Eğitimde yaşanan kriz ve belirsizlik, yıllardır süregelen niteliksiz eğitimin geldiği boyutu gözler önüne serdi. Aslında koronavirüs süreci çürümüş eğitim sisteminin aynası oldu. Öğrenci ve veliler adeta ya sağlık hakkı ya eğitim hakları üzerinden bir tercih yapmaya zorlanıyor. Oysa sağlık da eğitim de en temel insani haklardandır. Günler öncesinden açılan özel okullarda alınan tedbirler, uygulanan bire bir uzaktan eğitimler ve tüm bunlar için sağlanan teknik ekipmanlar devlet tarafından da karşılanabilirdi. Buna rağmen eğitimde yaşanan kaosu çözme noktasında hiçbir adım atılmıyor. Görünen o ki, bütçeyi yayılmacı-işgalci politika için harcayan AKP-MHP rejiminin eğitime-sağlığa kaynak ayırmak gibi bir derdi bulunmuyor.

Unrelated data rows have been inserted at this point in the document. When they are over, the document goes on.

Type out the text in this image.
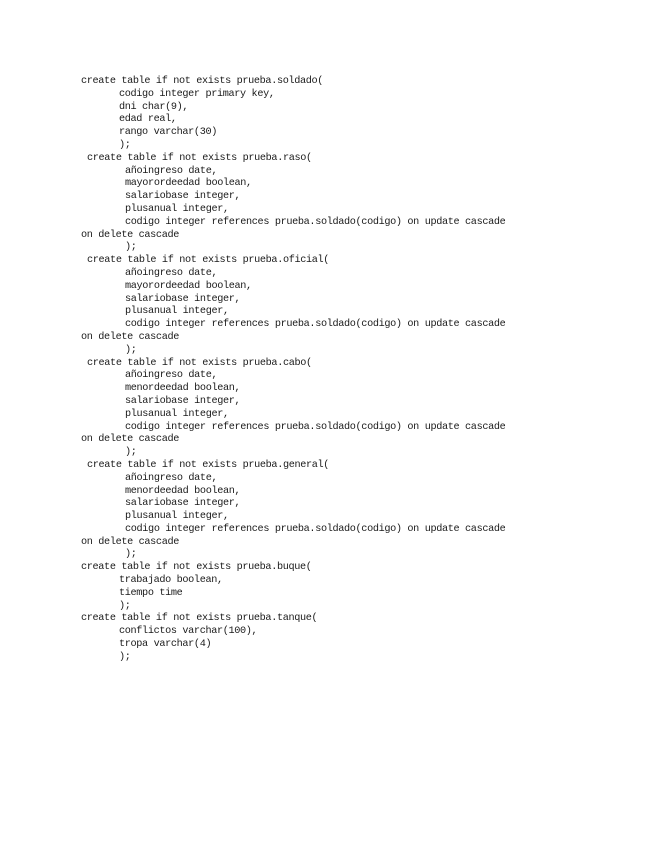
create table if not exists prueba.soldado(
codigo integer primary key,
dni char(9),
edad real,
rango varchar(30)
);
create table if not exists prueba.raso(
añoingreso date,
mayorordeedad boolean,
salariobase integer,
plusanual integer,
codigo integer references prueba.soldado(codigo) on update cascade
on delete cascade
);
create table if not exists prueba.oficial(
añoingreso date,
mayorordeedad boolean,
salariobase integer,
plusanual integer,
codigo integer references prueba.soldado(codigo) on update cascade
on delete cascade
);
create table if not exists prueba.cabo(
añoingreso date,
menordeedad boolean,
salariobase integer,
plusanual integer,
codigo integer references prueba.soldado(codigo) on update cascade
on delete cascade
);
create table if not exists prueba.general(
añoingreso date,
menordeedad boolean,
salariobase integer,
plusanual integer,
codigo integer references prueba.soldado(codigo) on update cascade
on delete cascade
);
create table if not exists prueba.buque(
trabajado boolean,
tiempo time
);
create table if not exists prueba.tanque(
conflictos varchar(100),
tropa varchar(4)
);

Bu süreçte yaygın öğretmen atamaları yapılmadığı gibi, öğretmen maaşları devlet tarafından “külfet” sayıldı. Aylardır süren “normalleşme” döneminde yaşanan ve insan hayatını tehlikeye sokan ihmaller zinciri, okulların hijyeni için velilerden para sızdırma girişimleri, hatta bazı okullarda öğretmenlerden okulun hijyen ürünleri için para alındığının ortaya çıkması ve okullarda personel sayısının azaltılması... Tüm bunlar gösteriyor ki, bu süreçte ne sağlık ne de eğitim AKP-MHP rejiminin umurunda. Tek düşündükleri ekonomi çarklarının durmadan dönmesi ve savaş çığırtkanlığına devam etmektir. Evet, okulöncesi ve 1. sınıflar için ders zili çaldı. Ancak bu uygulamanın ilk sonucu endişeleri daha da derinleştirmek oldu.